Circumcentering approximate reflections for solving the convex feasibility problem

TL;DR

This paper introduces CARM, an efficient variation of CRM that uses approximate projections to solve convex feasibility problems with proven convergence and competitive performance.

Contribution

The paper proposes CARM, a novel method using outer-approximate projections for convex feasibility, with proven convergence and linear rates under certain conditions.

Findings

CARM converges to a solution under general conditions.

CARM achieves linear convergence with an error bound.

Numerical results show CARM's efficiency compared to CRM and MAP.

Abstract

The circumcentered-reflection method (CRM) has been applied for solving convex feasibility problems. CRM iterates by computing a circumcenter upon a composition of reflections with respect to convex sets.

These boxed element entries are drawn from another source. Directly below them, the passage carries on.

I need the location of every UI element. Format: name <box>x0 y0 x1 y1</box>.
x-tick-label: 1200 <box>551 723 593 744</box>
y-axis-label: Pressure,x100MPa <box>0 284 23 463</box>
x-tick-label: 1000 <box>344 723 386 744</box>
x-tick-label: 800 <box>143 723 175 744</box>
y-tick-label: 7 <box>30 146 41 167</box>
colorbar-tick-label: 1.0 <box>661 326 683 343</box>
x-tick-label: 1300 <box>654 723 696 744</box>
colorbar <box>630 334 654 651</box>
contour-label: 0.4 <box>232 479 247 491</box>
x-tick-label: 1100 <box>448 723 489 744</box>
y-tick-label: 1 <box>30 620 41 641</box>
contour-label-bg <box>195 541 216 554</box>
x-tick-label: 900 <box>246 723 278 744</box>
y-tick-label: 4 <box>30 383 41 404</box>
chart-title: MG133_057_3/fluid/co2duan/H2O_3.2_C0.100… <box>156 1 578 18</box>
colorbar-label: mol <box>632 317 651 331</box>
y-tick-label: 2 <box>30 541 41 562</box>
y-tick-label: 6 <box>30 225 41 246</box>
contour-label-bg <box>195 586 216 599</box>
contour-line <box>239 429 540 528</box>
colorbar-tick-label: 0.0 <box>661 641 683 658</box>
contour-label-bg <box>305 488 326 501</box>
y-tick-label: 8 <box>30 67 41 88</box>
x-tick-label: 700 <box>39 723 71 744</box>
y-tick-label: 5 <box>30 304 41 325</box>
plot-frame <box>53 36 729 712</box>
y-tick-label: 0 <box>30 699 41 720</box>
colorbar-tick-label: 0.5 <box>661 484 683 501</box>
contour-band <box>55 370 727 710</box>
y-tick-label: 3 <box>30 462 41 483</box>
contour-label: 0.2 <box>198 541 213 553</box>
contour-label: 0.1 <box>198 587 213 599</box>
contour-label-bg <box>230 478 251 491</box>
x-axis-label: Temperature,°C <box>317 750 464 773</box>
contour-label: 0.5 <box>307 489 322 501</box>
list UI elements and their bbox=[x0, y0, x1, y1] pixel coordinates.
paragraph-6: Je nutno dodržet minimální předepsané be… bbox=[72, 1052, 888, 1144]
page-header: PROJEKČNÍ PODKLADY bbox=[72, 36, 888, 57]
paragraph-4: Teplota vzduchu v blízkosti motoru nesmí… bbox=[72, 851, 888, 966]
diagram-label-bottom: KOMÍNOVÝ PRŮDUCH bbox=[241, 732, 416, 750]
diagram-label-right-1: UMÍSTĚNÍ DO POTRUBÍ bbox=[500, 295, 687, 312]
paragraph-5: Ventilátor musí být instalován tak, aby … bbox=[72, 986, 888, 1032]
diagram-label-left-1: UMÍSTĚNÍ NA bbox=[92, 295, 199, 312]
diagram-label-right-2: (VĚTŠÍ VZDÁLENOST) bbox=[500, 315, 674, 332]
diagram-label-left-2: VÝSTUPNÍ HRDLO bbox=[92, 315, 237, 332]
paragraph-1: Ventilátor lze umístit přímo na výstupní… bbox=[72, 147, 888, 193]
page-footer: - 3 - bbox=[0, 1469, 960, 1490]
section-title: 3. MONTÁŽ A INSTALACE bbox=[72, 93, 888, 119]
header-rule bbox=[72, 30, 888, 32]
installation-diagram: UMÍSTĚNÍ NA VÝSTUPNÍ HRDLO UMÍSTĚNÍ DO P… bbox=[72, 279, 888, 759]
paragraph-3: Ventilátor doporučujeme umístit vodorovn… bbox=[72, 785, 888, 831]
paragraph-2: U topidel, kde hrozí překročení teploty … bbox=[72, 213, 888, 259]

Since reflections are based on exact projections, their computation might be costly. In this regard, we introduce the circumcentered approximate-reflection method (CARM), whose reflections rely on outer-approximate projections. The appeal of CARM is that, in rather general situations, the approximate projections we employ are available under low computational cost. We derive convergence of CARM and linear convergence under an error bound condition. We also present successful theoretical and numerical comparisons of CARM to the original CRM, to the classical method of alternating projections (MAP) and to a correspondent outer-approximate version of MAP, referred to as MAAP. Along with our results and numerical experiments, we present a couple of illustrative examples.